# How to find invertible matrix and diagonal matrix

1. Oct 16, 2009

### shellizle

1. The problem statement, all variables and given/known data

Find an invertible matrix P and a diagonal matrix D such that D=P^(-1)AP.

A=
(−1 2 −2)
(−2 3 −2)
( 2 −2 3)

2. Relevant equations

3. The attempt at a solution

the eigenvalues are 1, 1, and 3
the eigenvector i've found so far is for the eigenvalue 3, which is t(1, -1, 1)
when i was attempting to find the eigenvector of 1,

i did (1*I-A)(x), and then reduced the matrix to

(1 1 -1)
(0 0 0)
(0 0 0)
and in polynomial form it would be
x+y-z=0

how am i suppose to put this in homogeneous form? x=(a, b, c)t

2. Oct 16, 2009

### Staff: Mentor

Your equation x + y + z = 0 will give you two solutions that correspond to the two eigenvectors you need for this eigenvalue.

x = - y - z
y = y
z = .......z

So (x, y, z) = y(-1, 1, 0) + z(-1, 0, 1)

y and z are parameters.
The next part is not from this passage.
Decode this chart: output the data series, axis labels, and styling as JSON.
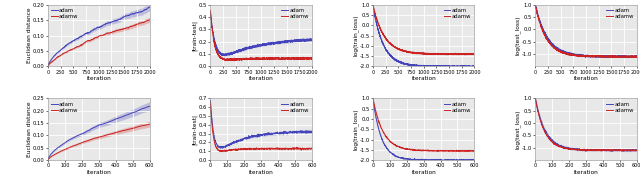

For one eigenvector, choose y = 1, z = 0. For the other, choose y = 0, z = 1.

3. Oct 16, 2009

### shellizle

yeah i tried that,
our assignment is online based and it tells you immediately if its right or wrong..
however ive tried everything but nothing works!
does the order for the eigenvalues matter? (x1, x2,and x3)
does the engevectors have to be alligned in a specific way for A=PDP^-1 to be valid?

4. Oct 16, 2009

### Staff: Mentor

The order of the columns in your matrix P (and hence P-1) determine where the eigenvalues appear where in your diagonal matrix. Is that what you're asking?